Despite the fact that Trump himself has said he is "looking forward" and would "love to" meet with Mueller, he did say any interview would be "subject to my lawyers," who believe that Trump should not be required to do that.
Sources said this is an ongoing negotiation and the position by the President's lawyers is not a final stance.
While the White House has cooperated with Mueller's investigation by providing documents and voluntary witness testimony, the President's legal team argues that the President should not be treated like anyone else. Trump's attorneys would like Mueller's prosecutors to show that only the President can give them the information they require. The President's team, one source said, is consulting with the White House counsel's office and other outside legal experts given the implications of any decision about the President's testimony on the office of the President.
The discussions about presidential testimony are ongoing and professional, says one source. But it is now clear where the President's attorneys stand.
Mueller has made clear he is seeking a sit-down interview with the President, CNN reported last week. Mueller has even provided Trump's attorneys with a range of topics he wants to ask about as part of ongoing negotiations regarding an interview with the President, sources familiar with the matter tell CNN.

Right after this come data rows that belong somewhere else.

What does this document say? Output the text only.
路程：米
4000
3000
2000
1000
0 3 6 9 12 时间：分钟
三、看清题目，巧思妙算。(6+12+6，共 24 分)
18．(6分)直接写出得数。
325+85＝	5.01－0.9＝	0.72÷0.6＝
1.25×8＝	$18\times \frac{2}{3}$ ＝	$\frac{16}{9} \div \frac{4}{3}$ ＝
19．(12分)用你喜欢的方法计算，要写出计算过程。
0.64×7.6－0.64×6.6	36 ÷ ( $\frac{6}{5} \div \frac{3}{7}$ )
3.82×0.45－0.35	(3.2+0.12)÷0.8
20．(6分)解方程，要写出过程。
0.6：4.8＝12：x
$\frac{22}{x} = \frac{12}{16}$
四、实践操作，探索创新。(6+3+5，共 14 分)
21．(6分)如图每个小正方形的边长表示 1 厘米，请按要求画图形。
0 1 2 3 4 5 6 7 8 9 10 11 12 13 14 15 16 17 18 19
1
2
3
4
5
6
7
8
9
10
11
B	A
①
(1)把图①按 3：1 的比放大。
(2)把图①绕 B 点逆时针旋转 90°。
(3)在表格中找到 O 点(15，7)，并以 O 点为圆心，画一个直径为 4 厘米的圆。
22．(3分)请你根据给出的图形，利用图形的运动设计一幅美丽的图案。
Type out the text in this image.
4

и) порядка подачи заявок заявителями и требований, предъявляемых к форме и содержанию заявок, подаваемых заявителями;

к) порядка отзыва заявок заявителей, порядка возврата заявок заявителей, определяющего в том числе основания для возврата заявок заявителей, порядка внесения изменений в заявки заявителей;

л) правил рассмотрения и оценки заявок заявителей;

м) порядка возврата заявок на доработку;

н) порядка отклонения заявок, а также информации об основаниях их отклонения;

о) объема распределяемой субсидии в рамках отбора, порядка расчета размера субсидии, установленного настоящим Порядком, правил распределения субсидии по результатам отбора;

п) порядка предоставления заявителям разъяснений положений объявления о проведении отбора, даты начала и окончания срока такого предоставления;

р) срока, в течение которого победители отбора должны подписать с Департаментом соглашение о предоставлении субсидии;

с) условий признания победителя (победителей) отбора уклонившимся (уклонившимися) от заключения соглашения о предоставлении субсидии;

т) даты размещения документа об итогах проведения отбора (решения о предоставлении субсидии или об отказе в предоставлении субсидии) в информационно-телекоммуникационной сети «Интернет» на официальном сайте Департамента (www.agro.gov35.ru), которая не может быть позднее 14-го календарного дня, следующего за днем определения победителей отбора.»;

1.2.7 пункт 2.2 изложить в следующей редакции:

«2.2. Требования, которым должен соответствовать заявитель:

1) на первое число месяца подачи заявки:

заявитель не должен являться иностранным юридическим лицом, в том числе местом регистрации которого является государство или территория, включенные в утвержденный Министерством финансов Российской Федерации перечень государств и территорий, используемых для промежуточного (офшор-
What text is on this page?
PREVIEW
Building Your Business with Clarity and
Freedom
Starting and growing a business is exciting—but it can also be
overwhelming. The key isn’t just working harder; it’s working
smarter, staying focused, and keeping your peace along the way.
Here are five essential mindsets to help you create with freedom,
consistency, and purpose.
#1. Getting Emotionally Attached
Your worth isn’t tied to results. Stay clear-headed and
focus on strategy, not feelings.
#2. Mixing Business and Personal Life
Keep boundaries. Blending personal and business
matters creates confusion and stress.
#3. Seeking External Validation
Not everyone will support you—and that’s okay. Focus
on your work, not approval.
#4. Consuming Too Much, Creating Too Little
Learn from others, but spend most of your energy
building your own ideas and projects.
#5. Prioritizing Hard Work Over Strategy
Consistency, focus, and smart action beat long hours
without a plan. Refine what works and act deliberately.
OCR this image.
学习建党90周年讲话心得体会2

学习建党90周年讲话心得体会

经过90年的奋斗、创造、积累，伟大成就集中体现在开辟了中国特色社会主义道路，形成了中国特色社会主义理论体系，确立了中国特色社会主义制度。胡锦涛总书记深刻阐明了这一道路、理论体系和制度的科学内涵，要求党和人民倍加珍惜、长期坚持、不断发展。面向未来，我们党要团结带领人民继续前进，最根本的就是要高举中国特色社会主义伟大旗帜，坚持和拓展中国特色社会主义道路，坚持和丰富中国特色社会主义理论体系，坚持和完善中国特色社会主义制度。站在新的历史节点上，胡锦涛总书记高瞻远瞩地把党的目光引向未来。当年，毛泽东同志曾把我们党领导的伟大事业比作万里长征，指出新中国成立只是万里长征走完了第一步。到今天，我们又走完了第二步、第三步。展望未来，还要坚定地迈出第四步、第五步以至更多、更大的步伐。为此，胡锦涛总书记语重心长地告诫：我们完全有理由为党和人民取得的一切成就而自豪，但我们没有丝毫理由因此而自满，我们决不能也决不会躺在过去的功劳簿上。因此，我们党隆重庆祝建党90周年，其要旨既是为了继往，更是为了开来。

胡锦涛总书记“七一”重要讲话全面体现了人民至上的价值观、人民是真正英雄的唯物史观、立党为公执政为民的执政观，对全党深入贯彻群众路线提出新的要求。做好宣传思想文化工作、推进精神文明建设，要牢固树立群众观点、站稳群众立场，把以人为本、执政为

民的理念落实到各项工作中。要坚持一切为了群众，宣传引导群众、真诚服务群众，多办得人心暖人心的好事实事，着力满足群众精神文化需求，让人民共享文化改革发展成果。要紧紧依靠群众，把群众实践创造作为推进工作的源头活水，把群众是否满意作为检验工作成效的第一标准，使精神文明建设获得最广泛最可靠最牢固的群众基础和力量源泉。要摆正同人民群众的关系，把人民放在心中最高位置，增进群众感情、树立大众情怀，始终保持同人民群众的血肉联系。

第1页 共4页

Trump's lawyer, John Dowd, told CNN last week that he will decide if the President talks to Mueller's investigators.
"I have not made any decision yet," Dowd said.
But even if the President's lawyers object and seek to fight efforts to talk to him, Mueller could ultimately seek to force the issue through a grand jury subpoena. That would prolong the issue and could lead to court battles.
One legal theory comes from a case related to the investigation of Mike Espy, President Bill Clinton's first agriculture secretary, who resigned in 1994 amid an ethics scandal and independent investigation involving gifts. His case attempted to use executive privilege to rebuff an independent criminal investigator's request for documents.
The Espy decision also laid out a legal test that lawyers on both sides could use when a president faces an inquiry. A special counsel that subpoenas the president must seek evidence that's "important to the ongoing grand jury investigation and [must demonstrate] why this evidence is not available from another source."
One significant challenge facing the President's lawyers is there is no clear legal precedent for a president to avoid testifying.